A Good Night's Sleeps
Thursday, March 21, 2013
My daughter is badly congested and having trouble sleeping: Time to experiment!
No, not on her: on myself. This entails, in part, the fact that I'm composing
this post about an hour before normal, with her sprawled across my lap. It also entails me going back to sleep, if possible, after I upload it into Blogger and hit Publish.
Some time ago, I ran across an article in The New York Times that challenged
the (now) conventional wisdom that humans need eight hours of uninterrupted
sleep in order to function best. The piece brought up scientific and historical
evidence favoring two segments of sleep, interrupted by a wakeful period:
One of the first signs that the emphasis on a straight eight-hour sleep had outlived its usefulness arose in the early 1990s, thanks to a history professor at Virginia Tech named A. Roger Ekirch, who [investigated] the history of the night and began to notice strange references to sleep. A character in the Canterbury Tales, for instance, decides to go back to bed after her "firste sleep." A doctor in England wrote that the time between the "first sleep" and the "second sleep" was the best time for study and reflection. And one 16th-century French physician concluded that laborers were able to conceive more children because they waited until after their "first sleep" to make love. Professor Ekirch soon learned that he wasn't the only one who was on to the historical existence of alternate sleep cycles. In a fluke of history, Thomas A. Wehr, a psychiatrist then working at the National Institute of Mental Health in Bethesda, Md., was conducting an experiment in which subjects were deprived of artificial light. Without the illumination and distraction from light bulbs, televisions or computers, the subjects slept through the night, at least at first. But, after a while, Dr. Wehr noticed that subjects began to wake up a little after midnight, lie awake for a couple of hours, and then drift back to sleep again, in the same pattern of segmented sleep that Professor Ekirch saw referenced in historical records and early works of literature. [minor format edits]This I found especially interesting at the time, because I have been looking for ways to change aspects of my daily routine in order to increase the quantity and quality of time available for research and writing. My current routine -- to the extent that I can keep it -- has been to try to get six hours of downtime, preferably as continuously as possible.
My daughter's persistent ear infection had often scuttled such plans, and I realized that I had several times basically experimented with such a sleeping pattern out of necessity. Several times, finding myself having to hold the baby so she could sleep, I wrote blog posts on my laptop, and then resumed sleeping later in the morning. I was often surprised at how well-rested I usually felt the next day.
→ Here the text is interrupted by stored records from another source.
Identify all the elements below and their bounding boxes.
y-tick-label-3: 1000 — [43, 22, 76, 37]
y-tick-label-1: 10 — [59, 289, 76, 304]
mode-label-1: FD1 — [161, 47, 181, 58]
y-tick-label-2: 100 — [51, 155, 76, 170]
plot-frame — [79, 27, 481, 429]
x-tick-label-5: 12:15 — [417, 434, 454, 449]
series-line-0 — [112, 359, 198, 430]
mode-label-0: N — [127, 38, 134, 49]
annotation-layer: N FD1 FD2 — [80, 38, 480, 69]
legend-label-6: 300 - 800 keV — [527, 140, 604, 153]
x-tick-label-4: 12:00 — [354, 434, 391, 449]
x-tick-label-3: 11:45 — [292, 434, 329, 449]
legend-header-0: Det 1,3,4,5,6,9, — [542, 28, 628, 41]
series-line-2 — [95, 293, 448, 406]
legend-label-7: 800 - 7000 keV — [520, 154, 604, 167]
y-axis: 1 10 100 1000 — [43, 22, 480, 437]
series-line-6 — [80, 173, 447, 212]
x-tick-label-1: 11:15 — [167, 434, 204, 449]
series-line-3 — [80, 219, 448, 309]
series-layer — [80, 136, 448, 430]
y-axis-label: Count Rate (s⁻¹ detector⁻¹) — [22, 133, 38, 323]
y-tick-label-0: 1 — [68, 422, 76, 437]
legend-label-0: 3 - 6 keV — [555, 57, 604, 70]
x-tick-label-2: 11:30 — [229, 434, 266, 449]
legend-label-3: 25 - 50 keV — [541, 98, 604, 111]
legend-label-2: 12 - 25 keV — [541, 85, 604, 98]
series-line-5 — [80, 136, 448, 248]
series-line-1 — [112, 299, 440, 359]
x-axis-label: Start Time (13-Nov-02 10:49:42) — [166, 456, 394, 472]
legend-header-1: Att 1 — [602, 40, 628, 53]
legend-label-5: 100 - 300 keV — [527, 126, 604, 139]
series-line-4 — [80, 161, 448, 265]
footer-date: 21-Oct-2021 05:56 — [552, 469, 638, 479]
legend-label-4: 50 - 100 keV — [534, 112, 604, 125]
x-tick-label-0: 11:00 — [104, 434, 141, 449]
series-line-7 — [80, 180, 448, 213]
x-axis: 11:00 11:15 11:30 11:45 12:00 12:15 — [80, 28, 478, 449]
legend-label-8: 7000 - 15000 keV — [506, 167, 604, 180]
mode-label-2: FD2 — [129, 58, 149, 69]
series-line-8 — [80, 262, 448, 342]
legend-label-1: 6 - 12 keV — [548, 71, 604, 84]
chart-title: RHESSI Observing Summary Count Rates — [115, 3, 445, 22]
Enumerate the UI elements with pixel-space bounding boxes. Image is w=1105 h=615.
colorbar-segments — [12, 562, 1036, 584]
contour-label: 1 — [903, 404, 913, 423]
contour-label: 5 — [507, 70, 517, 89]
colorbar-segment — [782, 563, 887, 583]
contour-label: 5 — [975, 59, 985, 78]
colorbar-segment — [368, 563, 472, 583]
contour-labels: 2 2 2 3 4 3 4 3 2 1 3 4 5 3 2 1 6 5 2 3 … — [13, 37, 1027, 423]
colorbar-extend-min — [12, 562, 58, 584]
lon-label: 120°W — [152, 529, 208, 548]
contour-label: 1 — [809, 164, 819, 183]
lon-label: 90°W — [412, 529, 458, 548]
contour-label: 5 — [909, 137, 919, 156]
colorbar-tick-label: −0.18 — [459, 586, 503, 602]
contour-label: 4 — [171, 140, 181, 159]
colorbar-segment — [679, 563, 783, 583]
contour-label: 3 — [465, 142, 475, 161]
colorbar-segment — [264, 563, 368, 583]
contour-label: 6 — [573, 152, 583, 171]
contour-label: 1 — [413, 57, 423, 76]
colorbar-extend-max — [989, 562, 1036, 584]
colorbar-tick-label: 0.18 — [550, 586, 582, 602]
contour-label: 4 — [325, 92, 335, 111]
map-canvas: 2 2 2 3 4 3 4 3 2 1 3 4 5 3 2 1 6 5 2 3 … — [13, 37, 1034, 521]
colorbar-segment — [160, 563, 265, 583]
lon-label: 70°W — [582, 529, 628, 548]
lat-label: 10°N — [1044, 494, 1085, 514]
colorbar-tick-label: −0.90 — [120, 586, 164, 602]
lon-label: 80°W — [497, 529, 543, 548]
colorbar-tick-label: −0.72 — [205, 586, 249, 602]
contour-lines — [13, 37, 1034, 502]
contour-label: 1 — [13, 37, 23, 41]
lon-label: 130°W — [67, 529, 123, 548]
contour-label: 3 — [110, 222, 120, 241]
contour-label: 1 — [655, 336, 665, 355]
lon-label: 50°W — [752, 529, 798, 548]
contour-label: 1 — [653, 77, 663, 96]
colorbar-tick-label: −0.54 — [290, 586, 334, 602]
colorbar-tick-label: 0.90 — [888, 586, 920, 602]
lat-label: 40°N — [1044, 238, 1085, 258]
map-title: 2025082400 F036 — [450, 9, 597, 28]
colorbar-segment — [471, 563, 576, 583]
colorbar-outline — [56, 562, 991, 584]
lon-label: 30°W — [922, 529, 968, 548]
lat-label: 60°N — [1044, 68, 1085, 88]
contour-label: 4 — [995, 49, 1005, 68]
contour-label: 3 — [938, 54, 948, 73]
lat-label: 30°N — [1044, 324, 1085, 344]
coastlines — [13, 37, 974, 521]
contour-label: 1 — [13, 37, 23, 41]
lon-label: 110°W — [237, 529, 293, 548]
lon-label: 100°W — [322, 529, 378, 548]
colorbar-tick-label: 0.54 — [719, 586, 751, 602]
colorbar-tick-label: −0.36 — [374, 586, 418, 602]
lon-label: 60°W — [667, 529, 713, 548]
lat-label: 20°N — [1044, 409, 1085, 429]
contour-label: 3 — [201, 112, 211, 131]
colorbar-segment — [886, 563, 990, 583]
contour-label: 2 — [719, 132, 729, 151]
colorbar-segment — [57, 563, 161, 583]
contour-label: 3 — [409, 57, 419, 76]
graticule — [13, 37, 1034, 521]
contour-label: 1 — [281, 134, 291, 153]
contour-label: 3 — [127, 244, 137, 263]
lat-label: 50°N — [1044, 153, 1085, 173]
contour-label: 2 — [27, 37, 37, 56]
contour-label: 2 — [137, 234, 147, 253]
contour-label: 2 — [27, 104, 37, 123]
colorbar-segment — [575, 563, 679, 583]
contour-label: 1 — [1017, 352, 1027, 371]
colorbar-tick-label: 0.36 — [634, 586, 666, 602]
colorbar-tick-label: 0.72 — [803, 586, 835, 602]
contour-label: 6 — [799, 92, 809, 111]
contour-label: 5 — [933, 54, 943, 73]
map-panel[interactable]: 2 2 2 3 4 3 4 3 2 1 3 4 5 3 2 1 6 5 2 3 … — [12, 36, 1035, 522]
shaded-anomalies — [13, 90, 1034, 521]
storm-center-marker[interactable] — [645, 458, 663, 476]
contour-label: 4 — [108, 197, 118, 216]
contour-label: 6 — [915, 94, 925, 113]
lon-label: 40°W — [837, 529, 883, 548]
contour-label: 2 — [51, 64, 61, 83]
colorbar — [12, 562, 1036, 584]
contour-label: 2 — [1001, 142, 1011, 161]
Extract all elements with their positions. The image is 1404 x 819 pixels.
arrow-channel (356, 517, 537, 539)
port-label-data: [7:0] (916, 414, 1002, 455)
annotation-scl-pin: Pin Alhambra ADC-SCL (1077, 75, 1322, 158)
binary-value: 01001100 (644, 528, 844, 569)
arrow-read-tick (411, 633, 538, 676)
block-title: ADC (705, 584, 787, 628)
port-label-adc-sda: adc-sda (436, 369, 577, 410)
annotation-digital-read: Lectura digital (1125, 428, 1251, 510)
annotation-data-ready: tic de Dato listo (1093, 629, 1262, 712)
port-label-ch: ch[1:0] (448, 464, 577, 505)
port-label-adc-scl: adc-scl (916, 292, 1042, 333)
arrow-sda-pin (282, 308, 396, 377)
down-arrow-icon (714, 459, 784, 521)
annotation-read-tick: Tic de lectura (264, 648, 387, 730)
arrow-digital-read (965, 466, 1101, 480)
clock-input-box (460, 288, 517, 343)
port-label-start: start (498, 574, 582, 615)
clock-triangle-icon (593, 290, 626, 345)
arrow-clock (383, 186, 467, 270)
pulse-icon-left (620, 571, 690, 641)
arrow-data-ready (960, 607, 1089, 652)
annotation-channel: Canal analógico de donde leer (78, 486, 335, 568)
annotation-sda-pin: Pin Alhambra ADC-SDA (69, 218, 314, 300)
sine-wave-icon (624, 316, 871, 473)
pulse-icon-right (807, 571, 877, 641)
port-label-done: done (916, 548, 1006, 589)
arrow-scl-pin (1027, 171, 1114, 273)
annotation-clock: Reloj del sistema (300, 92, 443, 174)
Further reflection also yielded another realization: This is the way I used to function by inclination back in our childless days. Mrs. Van Horn and I would settle on the couch most evenings to watch television. After an hour or so, I'd fall asleep for a couple of hours, wake up and blog or work for an hour or so, and then go back to sleep, rising early (for that time) at 5:00.
In my current circumstances, I still prefer the single, longer stretch of sleep, but this article and my own experience indicate that a split sleep schedule may be a viable alternative for me. As opportunites arise, I will be expermenting with it, and am open to moving to it as my normal routine if things continue to look promising.
-- CAV
2 comments:
Since I now (usually) have the privilege of sleeping as much as I want, I usually find that I tend to do the same thing--sleep about 6 hours, wake up, do some stuff, and then get tired after a couple of hours and want to go back to bed. I usually resist the impulse because I have a dreadful time falling asleep at night.
Fortunately for me, I zonk out quickly and easily. (I also learned during my sleep-deprived days at OCS that I could cat-nap in almost any position that didn't involve standing.)
It is interesting that your first sleep is long. Mine is short and if I am able to indulge my natural inclination, my second is longer.
In any event, yesterday ended up not being the best test of this strategy as the baby never slept longer than thirty minutes or so at a stretch. The naps I got allowed me to get up and do things when she finally did stay asleep and I functioned okay during the day, but I'm not sure how a few days of THAT in a row would work out for me.